78: “Swing, Brother Swing” b/w “Nickel In the Slot” by Wingy Mannone and his Orchestra. Okeh 41573. Recorded in New York City, January 15, 1935.

Image courtesy of The Rodgers & Hammerstein Archive of Recorded Sound.

Image courtesy of The Rodgers & Hammerstein Archive of Recorded Sound.

Wingy Manone and Louis Prima were both Italian Americans who grew up in New Orleans. They both played trumpet and cornet, sang in a raspy voice in the middle of their songs, made their recording debuts at the age of 24, and were greatly influenced by Louis Armstrong. But Louis Prima is the more famous of the two, so Wingy must have been trying to copy Louis, right? Well

The problem with that theory: Louis was born in 1910. Wingy was born in 1900.

So was it really Louis imitating Wingy? Not necessarily. The two horn players both took their similar (and enviable) musical upbringings and parlayed them into lifelong, highly respectable careers. Wingy gets points, though, for overcoming adversity. A streetcar accident took his right arm when Manone (or Mannone, at that point in his life) was only 10 years old. He’d been playing cornet for a few years, but still managed to re-learn the instrument with his left hand, using his prosthetic right hand to hold the instrument. From the cheap seats, no one could see the difference.
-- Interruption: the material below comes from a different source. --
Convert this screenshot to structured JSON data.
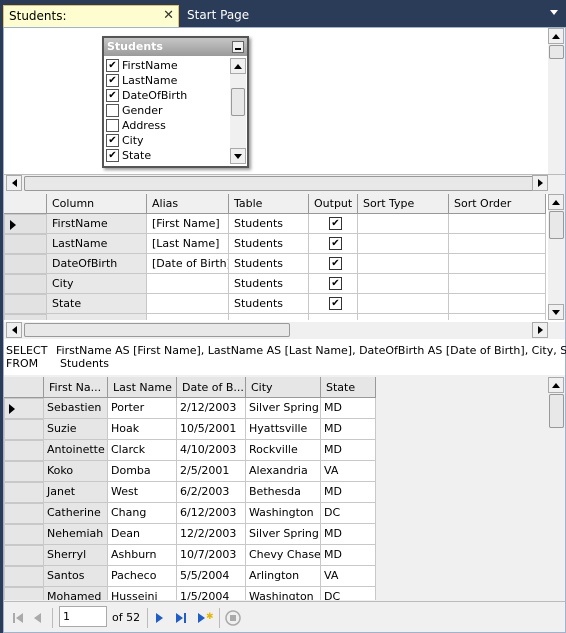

You certainly couldn’t hear it.

Here’s Wingy playing with the Arcadian Serenaders in 1924.

Nice work, but he isn’t a headliner yet.

By 1930, Wingy had his own band and was even recording some original work. Here’s “Tar Paper Stomp,” a pretty clear influence on Glenn Miller’s “In the Mood”.

1935 was an especially good year for Wingy. The record I found in the archive, “Swing, Brother, Swing” does just that quite handily, and is a classic example of Wingy’s spoken/singing vocal delivery.
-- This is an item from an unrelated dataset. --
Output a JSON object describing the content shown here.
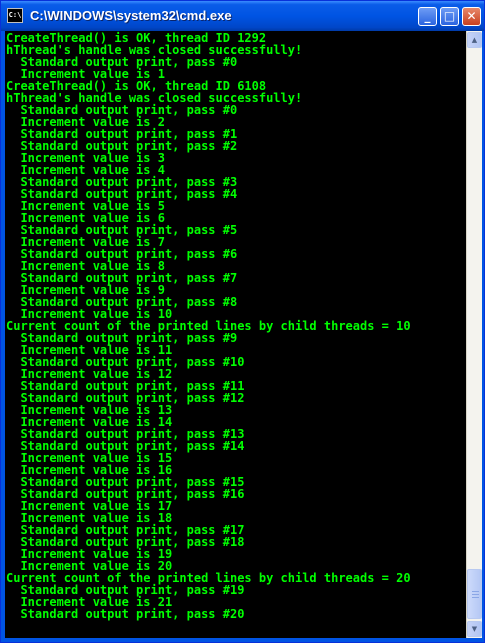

The big hit that year, though, was Manone’s version of “Isle of Capri”. What had been a sentimental ballad in Al Bowlly’s hands is transformed into a rollicking, dixieland-infused stomper. Special mention must be made of sibling rhythm section Sam and Sid Weiss, as well as Joe Marsala on clarinet.

By 1940, Wingy and his group had caught the ear of Bing Crosby, who made them staples of his radio show. He also featured them in films like “Rhythm on the River”. Apparently, Crosby was a pretty solid drummer. Check it out.

Here’s Wingy in a 1943 Soundie (film clips played in a jukebox) for “Vine Street Blues”. That’s Ann Lee holding her own with all due moxie. One YouTube commenter claims her to be Lady Gaga’s grandmother, though I couldn’t find any other sources to corroborate.

1945’s “Last Call for Alcohol” can still be heard at the end of the night in bars all over the world, and for good reason.

Manone wrote his autobiography, Trumpet On the Wing, in 1948. One revealing tidbit: many other members of his band were missing limbs, eyes, or other body parts. Some club owners took this as an excuse to pay the nine member group for only eight people, since the sum total of one member was “missing.” Gotta love the music business.

Wingy eventually settled down in Las Vegas, where he continued to perform right up until his death in 1982.